Day 98. Harvard sued the U.S. government. Overnight, international students were stripped of their visas. By noon, three Ivy League departments and a biotech CEO were on the line with Canadian immigration. Same question, different voices: How fast can you get our people in?
America was locking out its talent. Canada had an opportunity
“Every time the U.S. slams a door, Canada should be holding one open—with a scholarship, a job, or a lab key.”
Since late March, more than 1,000 international students across 160 U.S. campuses have had their visas revoked or their status terminated. The policy—dressed in the language of “national security”—has gutted classroom rosters and sent researchers scrambling for safe harbor. Canada, if it moves fast and smart, could turn this moment into a windfall of talent and economic growth. But the window is narrow, and the stakes are high.
As the American academic exodus gathers steam, Canadian institutions are quietly making moves.
By the time Stanford canceled its visiting scholar program, Montreal’s AI sector had already onboarded dozens of displaced postdocs from Berkeley. Waterloo and McGill were holding quiet conversations about dual-degree programs that bypass the provincial attestation bottleneck. The model is simple: split residency, shared supervision, double the prestige—and tuition.
“A well-structured cotutelle program turns a displaced PhD into a cross-border asset.”

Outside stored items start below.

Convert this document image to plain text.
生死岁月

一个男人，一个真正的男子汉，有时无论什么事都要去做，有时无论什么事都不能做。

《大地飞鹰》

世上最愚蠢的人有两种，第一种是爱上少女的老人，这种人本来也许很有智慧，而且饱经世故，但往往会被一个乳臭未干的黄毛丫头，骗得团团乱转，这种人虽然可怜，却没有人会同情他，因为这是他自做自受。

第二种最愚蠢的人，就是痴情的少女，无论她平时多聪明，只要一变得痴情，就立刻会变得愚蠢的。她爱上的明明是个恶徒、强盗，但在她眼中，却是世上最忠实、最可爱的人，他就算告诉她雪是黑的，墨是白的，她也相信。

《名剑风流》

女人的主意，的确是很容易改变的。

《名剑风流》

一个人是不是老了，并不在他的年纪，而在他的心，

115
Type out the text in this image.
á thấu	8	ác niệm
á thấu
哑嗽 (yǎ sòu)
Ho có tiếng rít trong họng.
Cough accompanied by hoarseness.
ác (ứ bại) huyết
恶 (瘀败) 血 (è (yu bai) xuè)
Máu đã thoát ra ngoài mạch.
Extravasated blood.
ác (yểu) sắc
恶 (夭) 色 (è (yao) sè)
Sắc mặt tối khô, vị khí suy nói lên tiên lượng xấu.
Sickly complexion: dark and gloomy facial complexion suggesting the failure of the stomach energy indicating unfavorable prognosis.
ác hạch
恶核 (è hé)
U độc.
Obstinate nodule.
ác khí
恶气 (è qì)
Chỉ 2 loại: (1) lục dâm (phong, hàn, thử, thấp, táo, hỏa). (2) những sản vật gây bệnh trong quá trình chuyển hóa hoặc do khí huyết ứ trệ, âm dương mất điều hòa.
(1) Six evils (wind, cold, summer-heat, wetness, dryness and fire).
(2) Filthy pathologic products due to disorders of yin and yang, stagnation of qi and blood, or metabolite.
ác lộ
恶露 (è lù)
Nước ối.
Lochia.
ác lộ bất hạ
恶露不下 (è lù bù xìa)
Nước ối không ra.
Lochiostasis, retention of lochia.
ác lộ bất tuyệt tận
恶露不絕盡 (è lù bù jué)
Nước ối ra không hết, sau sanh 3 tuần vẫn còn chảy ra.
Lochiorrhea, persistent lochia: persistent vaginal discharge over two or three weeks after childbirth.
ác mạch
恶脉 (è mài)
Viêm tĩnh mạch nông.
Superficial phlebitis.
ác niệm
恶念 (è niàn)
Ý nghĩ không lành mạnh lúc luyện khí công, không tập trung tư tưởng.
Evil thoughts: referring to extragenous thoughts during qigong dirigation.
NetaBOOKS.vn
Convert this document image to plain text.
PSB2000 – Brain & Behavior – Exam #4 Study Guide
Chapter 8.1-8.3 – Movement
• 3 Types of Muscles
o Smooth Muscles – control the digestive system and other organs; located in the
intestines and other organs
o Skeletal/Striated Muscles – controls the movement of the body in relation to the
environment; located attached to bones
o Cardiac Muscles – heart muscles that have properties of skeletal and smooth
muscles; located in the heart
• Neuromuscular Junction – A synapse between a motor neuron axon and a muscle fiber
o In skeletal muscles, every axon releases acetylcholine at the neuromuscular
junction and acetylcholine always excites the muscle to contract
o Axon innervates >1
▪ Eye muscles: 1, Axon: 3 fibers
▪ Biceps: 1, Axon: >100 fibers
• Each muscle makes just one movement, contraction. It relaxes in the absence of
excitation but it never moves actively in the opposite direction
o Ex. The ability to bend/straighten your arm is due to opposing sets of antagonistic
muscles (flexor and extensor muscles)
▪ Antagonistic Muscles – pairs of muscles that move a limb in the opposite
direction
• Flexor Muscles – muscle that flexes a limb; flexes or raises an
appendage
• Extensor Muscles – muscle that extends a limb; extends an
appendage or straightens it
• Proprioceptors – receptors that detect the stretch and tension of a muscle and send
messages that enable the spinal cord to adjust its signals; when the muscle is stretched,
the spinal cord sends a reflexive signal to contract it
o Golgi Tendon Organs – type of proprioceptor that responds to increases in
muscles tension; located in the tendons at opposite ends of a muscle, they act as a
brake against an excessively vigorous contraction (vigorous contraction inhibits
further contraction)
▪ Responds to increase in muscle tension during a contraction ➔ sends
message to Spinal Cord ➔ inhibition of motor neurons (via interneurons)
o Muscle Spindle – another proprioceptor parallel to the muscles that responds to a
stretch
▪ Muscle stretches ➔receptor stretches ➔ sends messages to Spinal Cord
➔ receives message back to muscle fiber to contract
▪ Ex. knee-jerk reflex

The tuition dollars aren’t trivial. Under one such partnership, domestic doctoral students pay $28,000 annually while accessing U.S. labs and corporate sponsors. Quebec’s 2024 pilot did more than waive red tape. It brought in $4.2 million in tuition and projected $18 million in lifetime tax contributions from just 200 students. One year. One loophole. That’s the math.
But the crisis is about more than economics. The losses down south are cultural, intellectual, and personal.